Each dot is 1000 years
Spoken language: ……….……….……….……….……….……….……….……….……….……….
Writing/Reading: ……

As the reading expert Daniel Willingham puts it: “Reading is less than 6,000 years old; that’s precious little time for any reading‐specific thinking processes to have evolved, and there’s not much evidence that any have. The mental processes that contribute to reading evolved for another purpose, and we co‐opt them for the act of reading.”[2]

What is Dyslexia?

Some brains struggle more than others with reading. In some cases, a person’s difficulty with reading may fit patterns that correspond to a defined learning disability called dyslexia. “Dyslexia is a specific learning disability that is neurobiological in origin. It is characterized by difficulties with accurate and/or fluent word recognition and by poor spelling and decoding abilities. These difficulties typically result from a deficit in the phonological component of language that is often unexpected in relation to other cognitive abilities and the provision of effective classroom instruction.”[3]. Importantly, dyslexia has no relation to overall intelligence; it only has to do with the way the brain processes written text.

Watch this video from a student panel from The Yale Center for Dyslexia & Creativity as they offer tips for reading under pressure.

Even people whose reading difficulties don’t fit the pattern of dyslexia may find it difficult to read, understand, and retain information. The following tips apply to anyone who struggles to read effectively for class, or has trouble getting all of the reading done.

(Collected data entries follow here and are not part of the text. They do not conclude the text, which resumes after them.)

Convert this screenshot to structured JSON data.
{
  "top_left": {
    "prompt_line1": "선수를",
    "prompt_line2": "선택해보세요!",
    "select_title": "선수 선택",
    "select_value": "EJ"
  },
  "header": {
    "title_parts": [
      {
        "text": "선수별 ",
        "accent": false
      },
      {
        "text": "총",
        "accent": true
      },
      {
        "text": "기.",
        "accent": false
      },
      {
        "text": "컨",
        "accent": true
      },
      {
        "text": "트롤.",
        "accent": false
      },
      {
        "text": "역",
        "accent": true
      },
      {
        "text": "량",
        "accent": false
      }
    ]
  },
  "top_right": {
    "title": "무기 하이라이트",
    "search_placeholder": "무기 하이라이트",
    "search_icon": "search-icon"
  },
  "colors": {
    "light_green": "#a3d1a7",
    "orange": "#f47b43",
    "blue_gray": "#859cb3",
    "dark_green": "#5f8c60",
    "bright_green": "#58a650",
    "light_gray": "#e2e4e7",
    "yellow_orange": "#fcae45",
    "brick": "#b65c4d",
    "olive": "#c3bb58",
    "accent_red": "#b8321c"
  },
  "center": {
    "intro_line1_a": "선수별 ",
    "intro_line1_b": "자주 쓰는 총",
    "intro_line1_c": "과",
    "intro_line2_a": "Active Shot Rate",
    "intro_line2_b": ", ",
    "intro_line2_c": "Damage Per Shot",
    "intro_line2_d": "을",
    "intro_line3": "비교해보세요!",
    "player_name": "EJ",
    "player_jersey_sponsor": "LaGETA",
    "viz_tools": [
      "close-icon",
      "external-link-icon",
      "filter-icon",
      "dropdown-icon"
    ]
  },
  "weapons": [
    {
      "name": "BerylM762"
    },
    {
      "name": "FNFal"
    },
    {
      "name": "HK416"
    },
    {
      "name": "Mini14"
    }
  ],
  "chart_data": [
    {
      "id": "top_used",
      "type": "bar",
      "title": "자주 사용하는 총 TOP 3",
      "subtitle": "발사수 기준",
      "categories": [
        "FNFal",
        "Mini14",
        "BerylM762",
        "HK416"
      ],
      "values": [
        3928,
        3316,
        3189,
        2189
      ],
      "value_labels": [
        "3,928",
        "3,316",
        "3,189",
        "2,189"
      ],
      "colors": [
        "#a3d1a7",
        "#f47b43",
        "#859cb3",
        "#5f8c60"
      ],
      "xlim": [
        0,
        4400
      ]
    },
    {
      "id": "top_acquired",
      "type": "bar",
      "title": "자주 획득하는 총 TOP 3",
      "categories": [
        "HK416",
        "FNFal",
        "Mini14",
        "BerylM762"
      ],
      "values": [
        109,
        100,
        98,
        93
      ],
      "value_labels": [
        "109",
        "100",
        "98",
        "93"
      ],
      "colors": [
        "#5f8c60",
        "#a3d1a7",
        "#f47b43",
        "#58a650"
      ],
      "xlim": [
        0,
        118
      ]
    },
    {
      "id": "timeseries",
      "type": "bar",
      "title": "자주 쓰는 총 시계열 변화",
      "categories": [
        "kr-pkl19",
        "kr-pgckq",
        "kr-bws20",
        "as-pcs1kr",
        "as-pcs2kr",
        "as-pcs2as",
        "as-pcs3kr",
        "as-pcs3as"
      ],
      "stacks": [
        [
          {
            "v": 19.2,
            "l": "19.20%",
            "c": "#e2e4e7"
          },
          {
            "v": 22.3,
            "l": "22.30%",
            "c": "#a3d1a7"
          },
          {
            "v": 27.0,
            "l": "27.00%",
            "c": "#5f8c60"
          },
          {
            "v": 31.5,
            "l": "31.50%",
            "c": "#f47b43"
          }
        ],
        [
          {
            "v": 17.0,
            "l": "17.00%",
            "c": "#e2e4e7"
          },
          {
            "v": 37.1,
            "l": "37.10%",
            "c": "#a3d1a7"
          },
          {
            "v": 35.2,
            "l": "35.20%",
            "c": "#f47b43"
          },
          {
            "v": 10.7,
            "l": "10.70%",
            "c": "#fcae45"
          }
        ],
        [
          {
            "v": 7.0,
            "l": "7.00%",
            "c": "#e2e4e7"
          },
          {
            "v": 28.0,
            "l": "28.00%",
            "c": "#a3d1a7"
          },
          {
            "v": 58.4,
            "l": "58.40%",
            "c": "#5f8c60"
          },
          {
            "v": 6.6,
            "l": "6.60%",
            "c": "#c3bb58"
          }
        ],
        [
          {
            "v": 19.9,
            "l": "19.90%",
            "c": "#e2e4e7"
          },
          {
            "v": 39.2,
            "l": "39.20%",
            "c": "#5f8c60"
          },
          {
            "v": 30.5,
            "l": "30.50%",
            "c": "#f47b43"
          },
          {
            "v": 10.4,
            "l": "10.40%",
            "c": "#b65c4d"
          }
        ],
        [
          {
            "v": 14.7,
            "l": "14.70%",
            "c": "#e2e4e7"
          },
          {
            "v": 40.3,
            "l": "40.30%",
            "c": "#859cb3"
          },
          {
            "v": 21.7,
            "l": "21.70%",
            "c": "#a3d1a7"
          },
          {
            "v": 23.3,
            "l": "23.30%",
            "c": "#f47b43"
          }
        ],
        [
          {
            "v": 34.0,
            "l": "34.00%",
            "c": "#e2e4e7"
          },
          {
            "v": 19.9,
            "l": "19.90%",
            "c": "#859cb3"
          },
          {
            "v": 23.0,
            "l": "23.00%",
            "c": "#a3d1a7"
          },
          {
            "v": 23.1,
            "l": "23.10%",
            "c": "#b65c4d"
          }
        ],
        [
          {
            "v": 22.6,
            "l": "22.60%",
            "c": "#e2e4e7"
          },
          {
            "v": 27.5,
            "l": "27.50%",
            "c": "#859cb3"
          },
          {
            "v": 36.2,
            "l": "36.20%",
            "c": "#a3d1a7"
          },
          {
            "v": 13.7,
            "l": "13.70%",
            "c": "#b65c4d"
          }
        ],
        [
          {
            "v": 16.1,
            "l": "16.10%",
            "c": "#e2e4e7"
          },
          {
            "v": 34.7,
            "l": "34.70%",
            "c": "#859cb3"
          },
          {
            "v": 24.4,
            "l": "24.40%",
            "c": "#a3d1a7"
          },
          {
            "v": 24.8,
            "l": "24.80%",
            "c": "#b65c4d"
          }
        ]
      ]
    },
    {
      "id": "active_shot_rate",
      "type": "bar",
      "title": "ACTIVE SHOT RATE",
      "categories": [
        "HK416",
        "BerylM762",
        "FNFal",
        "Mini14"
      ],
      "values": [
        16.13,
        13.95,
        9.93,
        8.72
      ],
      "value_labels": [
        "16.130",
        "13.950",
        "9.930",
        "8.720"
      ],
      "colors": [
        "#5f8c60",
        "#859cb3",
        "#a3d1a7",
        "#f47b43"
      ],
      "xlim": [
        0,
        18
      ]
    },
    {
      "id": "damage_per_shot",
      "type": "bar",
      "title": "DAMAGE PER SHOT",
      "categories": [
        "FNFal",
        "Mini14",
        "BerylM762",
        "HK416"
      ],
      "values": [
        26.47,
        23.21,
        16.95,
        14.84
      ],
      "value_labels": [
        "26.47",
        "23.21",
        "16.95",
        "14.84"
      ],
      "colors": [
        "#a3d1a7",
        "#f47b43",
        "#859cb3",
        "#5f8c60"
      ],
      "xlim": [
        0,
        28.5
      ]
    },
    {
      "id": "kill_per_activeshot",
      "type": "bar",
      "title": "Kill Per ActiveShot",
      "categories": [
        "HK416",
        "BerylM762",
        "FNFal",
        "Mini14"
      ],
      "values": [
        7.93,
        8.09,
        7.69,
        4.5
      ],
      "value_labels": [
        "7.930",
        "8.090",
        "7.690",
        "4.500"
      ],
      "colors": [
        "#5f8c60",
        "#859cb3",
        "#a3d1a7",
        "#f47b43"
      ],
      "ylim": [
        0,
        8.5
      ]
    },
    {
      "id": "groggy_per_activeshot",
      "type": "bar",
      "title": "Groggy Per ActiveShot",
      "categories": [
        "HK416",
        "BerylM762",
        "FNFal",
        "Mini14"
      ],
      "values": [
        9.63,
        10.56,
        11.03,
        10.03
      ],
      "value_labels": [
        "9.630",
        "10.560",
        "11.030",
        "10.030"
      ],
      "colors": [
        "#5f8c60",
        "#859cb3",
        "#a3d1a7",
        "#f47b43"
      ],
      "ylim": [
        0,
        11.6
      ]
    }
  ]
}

Tips for reading effectively when reading is a challenge:

1. Plan Accordingly

Especially if reading is a challenge for you, it’s important to schedule extra time to complete reading assignments. Try to break up long assignments into smaller pieces: rather than plowing through 50 pages in a night, you might try reading 10 pages at a time in five sessions during the day. When you know a long reading passage is due on a Tuesday, plan for several shorter reading sessions on the days leading up to it. If you have a “free” night, where you don’t have any homework due the next day, think of it as an opportunity to get ahead in the reading for your classes.

2. Get an overview

Remember, there are no spoilers in academic reading. Before you start reading an essay, take a look at the subject headings of each section, or read the first sentence of each paragraph, to get an overall sense of what the essay will cover. This will help to establish a framework within which to understand individual pieces of information as you take them in. With longer books and novels, you can usually find reviews online that will give an overview of the main thesis or plot arc. Again, the more you know about what’s coming up, the more prepared you are to digest each part that you read.

3. Use technology

For many students who find it challenging to process and retain information through reading, listening to the reading can be a game-changer.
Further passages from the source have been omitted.